Taipei, Taiwan – China’s failure to meet a key carbon emissions target has raised concerns about its ability to achieve carbon neutrality, a potentially decisive factor in global efforts to avert the worst effects of climate change.
China’s carbon intensity – a measurement of carbon emissions per unit of gross domestic product (GDP) – fell 3.4 percent in 2024, missing Beijing’s official target of 3.9 percent, according to the National Bureau of Statistics.
China is also behind its longer-term goal of slashing carbon intensity by 18 percent between 2020 and 2025, as set by the Chinese Communist Party (CCP) in its most recent five-year plan.
Under China’s “dual targets”, President Xi Jinping has pledged to reach peak emissions before the end of the decade and carbon neutrality by 2060.
China’s progress is being closely watched around the world due to its paradoxical position as the world’s top polluter – responsible for about 30 percent of global emissions – and the world’s leader in renewable energy investment.
The country’s success or failure to meet its emissions targets will have major implications for the international community’s efforts to keep average temperatures from rising more than 1.5 degrees Celsius (2.7 degrees Fahrenheit) above pre-industrial levels, a benchmark set by the United Nations to avert “catastrophic” effects of climate change.
The chances of the planet being able to keep below the 1.5C threshold over the long-term are already in doubt, after 2024 became the first calendar year in history where temperatures breached the limit.
Although carbon intensity is just one of the benchmarks used by Beijing, it provides important insights into how decarbonisation is playing out across the economy, said Muyi Yang, a senior energy analyst at Ember, a global energy think tank based in the United Kingdom.
“Even though the economy continued to grow, the reduction in emissions relative to that growth wasn’t as rapid as intended,” Muyi told Al Jazeera.
The world’s second-largest economy relied heavily on industrial growth to power itself out of the economic slump caused by the COVID-19 pandemic, but this in turn has led to a recent surge in energy demand, Muyi said.
While China’s economy officially grew 5 percent in 2024, electricity demand grew 6.8 percent year-on-year, according to government data.
Carbon emissions grew 0.8 percent year-on-year.
Record heatwaves have posed a further challenge to emission reduction efforts by disrupting energy production at hydropower dams, forcing authorities to make up the shortfall with coal power.
Despite the setbacks, Beijing has made remarkable achievements in renewable energy, according to Eric Fishman, a senior manager at the Lantau Group, an energy consultancy firm in Hong Kong.
China last year met 14.5 percent of its total energy demand with wind and solar power and another 13.4 percent with hydropower, according to government data.
The country also met about 75 percent of its incremental growth in energy demand – 500 out of 610 terawatt hours – with renewable energy, Fishman said, based on an analysis of government data.
The figure represents “massive amounts of clean energy” roughly equivalent to Germany’s annual energy consumption, Fishman told Al Jazeera.
Much of this growth has been driven by government support, including from the highest levels of the CCP.
Xi Jinping Thought, Xi’s governing ideology enshrined in the Chinese constitution, states that China must strive towards an “ecological civilisation”.
In 2021, Xi announced that “high energy consumption and high-emission projects that don’t meet requirements should be resolutely taken down”.
The same year, China launched its Emissions Trading Scheme, the world’s largest carbon trading market, under which firms that produce less emissions than their designated allowance can sell their unused allowances to polluters exceeding their limits.
More recently, Xi has called for China to focus on “new quality productive forces” and transition to more high-end and innovation-driven manufacturing, said Anika Patel, a China analyst at Carbon Brief.
“[China] has historically been seen as the ‘factory of the world’ but with a focus on the so-called ‘old three’, which are all lower-value products – appliances, clothing and toys.
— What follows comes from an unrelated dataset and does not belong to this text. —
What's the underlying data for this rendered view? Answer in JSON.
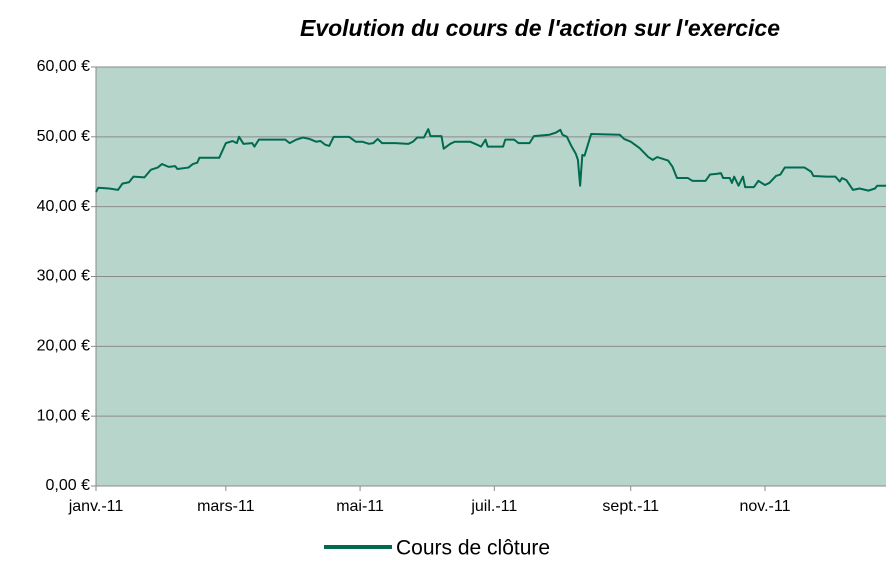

Now it wants to shift towards green growth and the ‘new three’, which is solar panels, electric vehicles and lithium-ion batteries,” Patel told Al Jazeera.
The CCP will release its newest round of carbon emissions targets for 2026 to 2030 alongside its next five-year plan later this year, Patel said, which will impact the direction of both public and private sectors.
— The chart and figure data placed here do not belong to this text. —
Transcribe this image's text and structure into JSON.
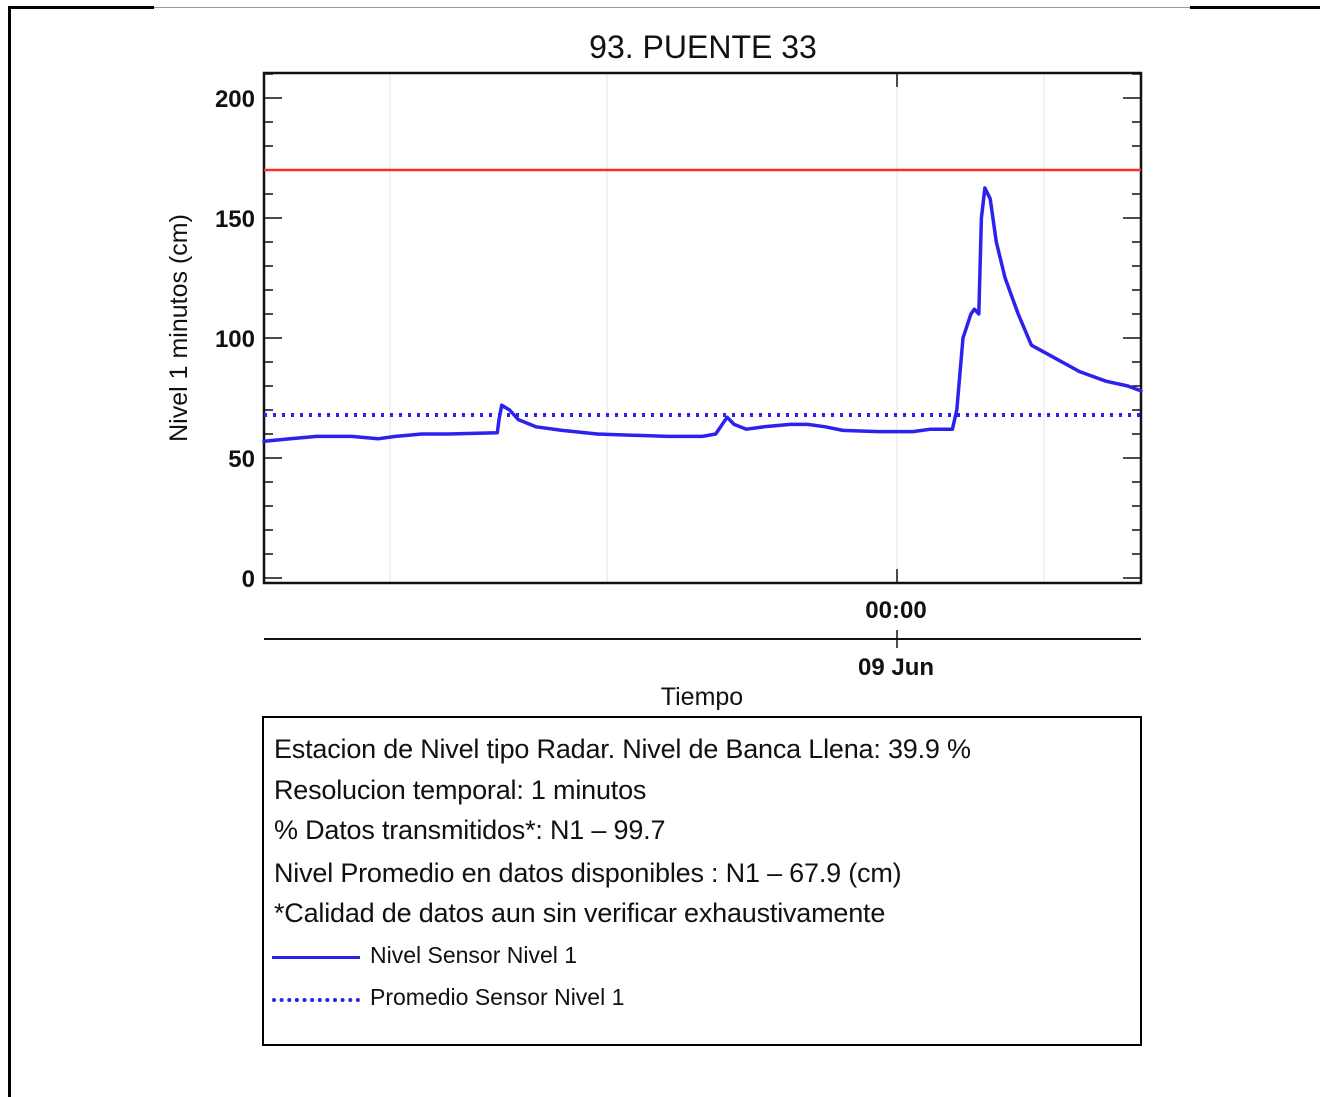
{
  "chart_data": {
    "type": "line",
    "title": "93. PUENTE 33",
    "xlabel": "Tiempo",
    "ylabel": "Nivel 1 minutos (cm)",
    "ylim": [
      0,
      210
    ],
    "yticks": [
      0,
      50,
      100,
      150,
      200
    ],
    "x_tick_label": "00:00",
    "x_date_label": "09 Jun",
    "grid": "vertical-only",
    "threshold": {
      "value": 170,
      "color": "#ff2a2a"
    },
    "series": [
      {
        "name": "Nivel Sensor Nivel 1",
        "style": "solid",
        "color": "#2b22ee",
        "points": [
          [
            0.0,
            57
          ],
          [
            0.03,
            58
          ],
          [
            0.06,
            59
          ],
          [
            0.1,
            59
          ],
          [
            0.13,
            58
          ],
          [
            0.15,
            59
          ],
          [
            0.18,
            60
          ],
          [
            0.21,
            60
          ],
          [
            0.266,
            60.5
          ],
          [
            0.268,
            66
          ],
          [
            0.271,
            72
          ],
          [
            0.28,
            70
          ],
          [
            0.29,
            66
          ],
          [
            0.31,
            63
          ],
          [
            0.34,
            61.5
          ],
          [
            0.38,
            60
          ],
          [
            0.42,
            59.5
          ],
          [
            0.46,
            59
          ],
          [
            0.5,
            59
          ],
          [
            0.515,
            60
          ],
          [
            0.528,
            67
          ],
          [
            0.536,
            64
          ],
          [
            0.55,
            62
          ],
          [
            0.57,
            63
          ],
          [
            0.6,
            64
          ],
          [
            0.62,
            64
          ],
          [
            0.64,
            63
          ],
          [
            0.66,
            61.5
          ],
          [
            0.7,
            61
          ],
          [
            0.74,
            61
          ],
          [
            0.76,
            62
          ],
          [
            0.785,
            62
          ],
          [
            0.79,
            70
          ],
          [
            0.797,
            100
          ],
          [
            0.806,
            110
          ],
          [
            0.81,
            112
          ],
          [
            0.815,
            110
          ],
          [
            0.818,
            150
          ],
          [
            0.822,
            162.5
          ],
          [
            0.828,
            158
          ],
          [
            0.835,
            140
          ],
          [
            0.845,
            125
          ],
          [
            0.86,
            110
          ],
          [
            0.875,
            97
          ],
          [
            0.9,
            92
          ],
          [
            0.93,
            86
          ],
          [
            0.96,
            82
          ],
          [
            0.985,
            80
          ],
          [
            1.0,
            78
          ]
        ]
      },
      {
        "name": "Promedio Sensor Nivel 1",
        "style": "dotted",
        "color": "#2b22ee",
        "constant": 67.9
      }
    ]
  },
  "info": {
    "line1": "Estacion de Nivel tipo Radar. Nivel de Banca Llena: 39.9 %",
    "line2": "Resolucion temporal: 1 minutos",
    "line3": "% Datos transmitidos*: N1 – 99.7",
    "line4": "Nivel Promedio en datos disponibles : N1 – 67.9 (cm)",
    "line5": "*Calidad de datos aun sin verificar exhaustivamente",
    "legend_solid": "Nivel Sensor Nivel 1",
    "legend_dotted": "Promedio Sensor Nivel 1"
  }
}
Yao Zhe, a global policy adviser for Greenpeace East Asia, said while China is on track to reach peak carbon before 2030, whether it can leave coal fully behind in the long term is less certain.
“Achieving carbon neutrality will require many more structural changes in China’s energy sector and economy as a whole. And those changes need to start soon after peak,” Yao told Al Jazeera.
“While Chinese policymakers are good at supporting the cleantech industry, they tend to defer these structural reforms to a later timeframe – possibly later than 2035 – and this is a real concern.”